The following editorial appeared in the Chicago Tribune on Tuesday, May 26:

After an interview in which President Barack Obama confronted the economy, the Middle East and a lot of other Vital Issues, a Newsweek correspondent actually elicited an important new piece of information about the president.

He’s Spock. As in “Star Trek’s” famous Vulcan with the pointy ears and the computer-like brain.

Obama said so himself. Asked about the new movie, he offered that people called him “Spock.” And that he was a huge fan of the series, from age 10. “You know, ‘Star Trek’ was ahead of its time,” he said. “There was a whole — the special effects weren’t real good, but the story lines were always evocative, you know, there was a little commentary and a little pop philosophy for a 10-year-old to absorb.”

As longtime fans of the series, we are proud to have a Trekker as president. But, Mr. President, you do realize that professing allegiance to “Star Trek” is a political risk, right? “Star Trek” fans — Trekkies to the scornful, Trekkers to the faithful, nerds to everyone else — occupy a certain alternate universe that can seem strange and alien to the average human life form. You are already different, as presidents go.

Did you consult David Axelrod or Rahm Emanuel before comparing yourself to Spock? We think not. If you had, they might have winced and suggested alternatives. How about Capt. Kirk, the swashbuckler and womanizer? OK, that’s not so good. But there’s Jean-Luc Picard, The Next Generation’s cerebral captain. OK, he’s got that French surname even though Patrick Stewart played him with a British accent.


Maybe Spock is the perfect choice. Spock was always preternaturally cool, holding his emotions in check. Obama — same. (Sure, he’s got the un-Spocklike trademark grin, but he’s also known for being unflappable under pressure.)

Analytic? Check.
A devotee of science? Check.
A man of two worlds? (In Spock’s case, human and Vulcan. In Obama’s, black and white.) Check.

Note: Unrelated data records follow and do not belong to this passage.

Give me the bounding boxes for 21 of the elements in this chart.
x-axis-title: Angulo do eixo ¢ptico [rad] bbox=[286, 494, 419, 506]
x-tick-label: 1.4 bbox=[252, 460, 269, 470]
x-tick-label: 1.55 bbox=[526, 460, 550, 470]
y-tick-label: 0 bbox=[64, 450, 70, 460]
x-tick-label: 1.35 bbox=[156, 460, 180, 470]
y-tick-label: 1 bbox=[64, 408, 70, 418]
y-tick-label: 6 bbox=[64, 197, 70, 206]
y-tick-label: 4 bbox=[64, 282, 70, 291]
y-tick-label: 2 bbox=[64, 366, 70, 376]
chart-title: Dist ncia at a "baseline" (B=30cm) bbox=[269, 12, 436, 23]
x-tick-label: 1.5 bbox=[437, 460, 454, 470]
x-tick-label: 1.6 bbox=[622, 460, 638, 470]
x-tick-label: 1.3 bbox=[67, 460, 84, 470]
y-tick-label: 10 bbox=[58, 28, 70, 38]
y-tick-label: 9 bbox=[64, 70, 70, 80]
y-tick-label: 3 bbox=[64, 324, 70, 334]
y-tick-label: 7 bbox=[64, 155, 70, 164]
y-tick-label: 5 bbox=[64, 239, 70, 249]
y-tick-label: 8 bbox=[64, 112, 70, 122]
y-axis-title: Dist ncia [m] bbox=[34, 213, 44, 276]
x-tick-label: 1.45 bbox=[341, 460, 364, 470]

OK, Mr. President. Now we know about your inner Spock. There’s only one more challenge. The next time you finish one of those prime time press conferences? Could you please turn toward the camera, raise the Spock hand-salute (which you demonstrated ably to the Newsweek reporter!) and intone the immortal words:

“Live long and prosper.” If you can do that, well, you know that 2012 endorsement? We can make it so.